Bild: Stefan Berthold, Uli Baumann und Frank Barufke sind drei der sechs Verant…
BREMEN taz | So ein Leuchtturm muss leuchten, keine Frage. Im Kapitalismus
kostet das allerdings selbst dann noch Geld, wenn der Leuchtturm eine
Metapher ist. In unserem Fall ist er, der Leuchtturm, eine abgewetzte
Lagerhalle im alten Güterbahnhof, seinerseits bekanntlich im Rahmen der
Kulturhauptstadtbewerbung – noch so eine Metapher – als Brutstätte
ausgemacht. Seither gedeiht dort das kulturelle Leben meist fröhlich vor
sich hin. Allerdings funktioniert das vor allem dank individueller
Initiative. So auch im Falle Schaulust. Und weil das so gut funktioniert,
wurde die Schaulust neben Kreativen wie Urban Screen, dem Golden City oder
dem Verein Musikszene Bremen eben zu einem der Leuchtturmprojekte erkoren,
die im vorigen Jahr mit Geldern der Kreativwirtschaftsförderung bedacht
wurden.
Am 28. Mai 2011 hatte die Schaulust im ehemaligen „Tor 48“ auf dem Areal
hinter dem Überseemuseum als „Produktions- und Wirkstätte für Theater,
Musik, Tanz, Zirkus, Show und Performance“ eröffnet. Ein Ort für die freie
Szene, um, wenn’s nottut, rund um die Uhr an Inszenierungen feilen oder
eigene Produktionen zeigen zu können. Seither haben hier immerhin 500
Akteure gearbeitet und vorgeführt, rund 10.000 Besucherinnen und Besucher
kamen zu den öffentlichen Veranstaltungen, wie Uli Baumann, eine der sechs
Schaulust-Verantwortlichen berichtet.
Baumann, die als Komikerin, Sängerin und Moderatorin ihren Lebensunterhalt
verdient, betont, dass das Programm nicht von der Schaulust gemacht wird,
sondern von den Nutzerinnen und Nutzern: „Veranstalter sind im Prinzip die,
die auch auf der Bühne stehen, wir halten nur den Laden am Laufen. So
ergibt sich eine Bandbreite, die wir gar nicht bieten könnten, weil wir die
Leute vorher zum Teil gar nicht kennen, die hier auftreten.“ Und das
Programm kann sich sehen lassen. Erst kürzlich gastierte hier ein
mexikanisches Polit-Theater, regelmäßig lädt eine bunte Truppe zu
anarchischen Varieté-Abenden ein, vor zwei Jahren präsentierte das
Figurentheater „Mensch, Puppe!“ in Zusammenarbeit mit Musikern der Bremer
Philharmoniker das „Große Lalula“, Anfang Mai fand ein internationales
Salsa-Festival statt.
So ganz ohne das Zutun der Verantwortlichen kommt das Programm dann
allerdings doch nicht zustande. Uli Baumann veranstaltet dort
beispielsweise mit Jan Fritsch den „Salon Puschel“, ein buntgemischter Zug
durch die vorwiegend bremische Kreativlandschaft, zwischen Heavy Metal und
Haydn, zwischen Clownerie und Lyriklesung, zusammengehalten durch das
schrille Moderatoren-Duo „Charles & Erika“ alias Baumann und Fritsch. Neben
den öffentlichen Veranstaltungen ist die Vermietung an freie Truppen, nicht
zuletzt aus der Straßentheaterszene, für Proben ein wichtiges Standbein der
Schaulust.
Das Konzept geht also auf. Und dann kam, wir deuteten es an, sogar Geld von
der Stadt: 100.000 Euro. Damit lässt sich schon eine ganze Menge anstellen.

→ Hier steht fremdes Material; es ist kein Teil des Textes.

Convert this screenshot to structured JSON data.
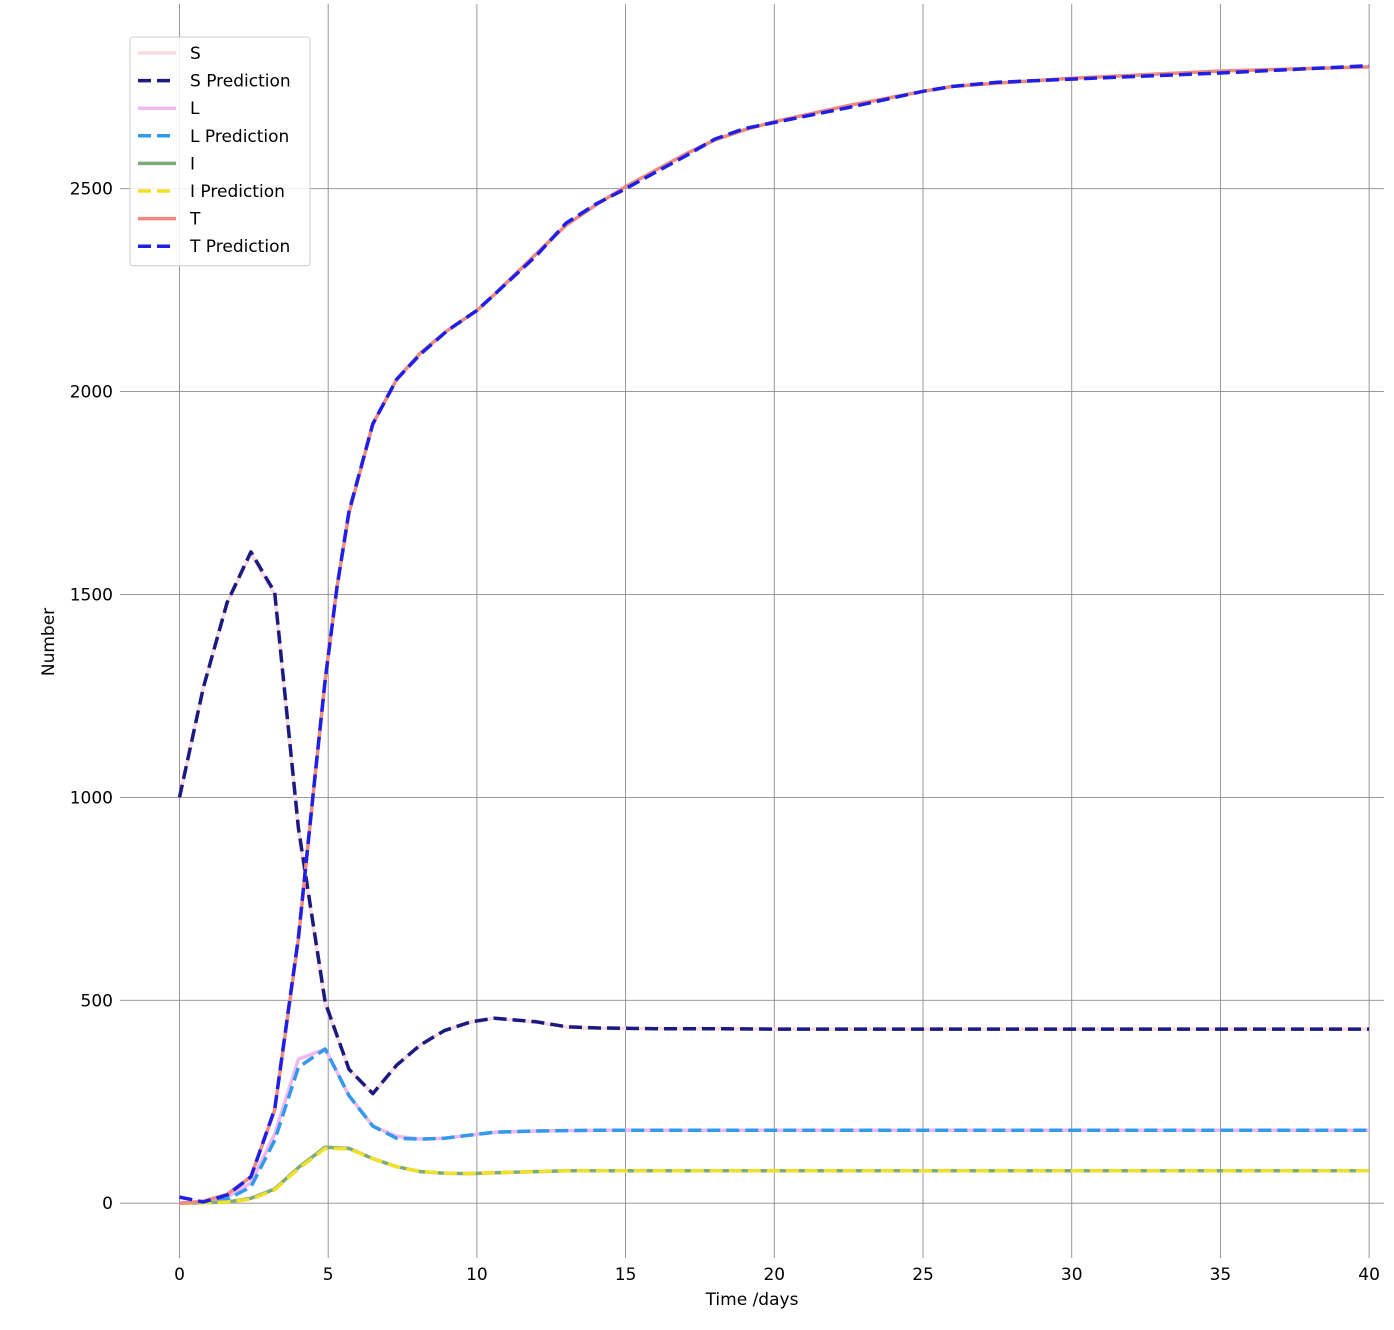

„Vier Monate haben wir wie die Idioten gerockt“, erinnert sich Baumann.
Allerdings nicht in Form einer wochenlangen Party – sondern bei
umfangreichen Sanierungsarbeiten. Die Hallen des Güterbahnhofs haben
schließlich allesamt schon bessere Zeiten gesehen – zumindest bautechnisch.
Seither verfügt die Schaulust über neue Fenster, eine solide Isolation, ein
funktionierendes Rohrsystem und kann nun auch im Winter ordentlich beheizt
werden. Das Geld für den laufenden Betrieb kommt nach wie vor aus den
Vermietungen an Theatertruppen, Veranstalter und Firmen und Privatpersonen,
die den Raum für Partys nutzen. Alles prima also? Nicht ganz.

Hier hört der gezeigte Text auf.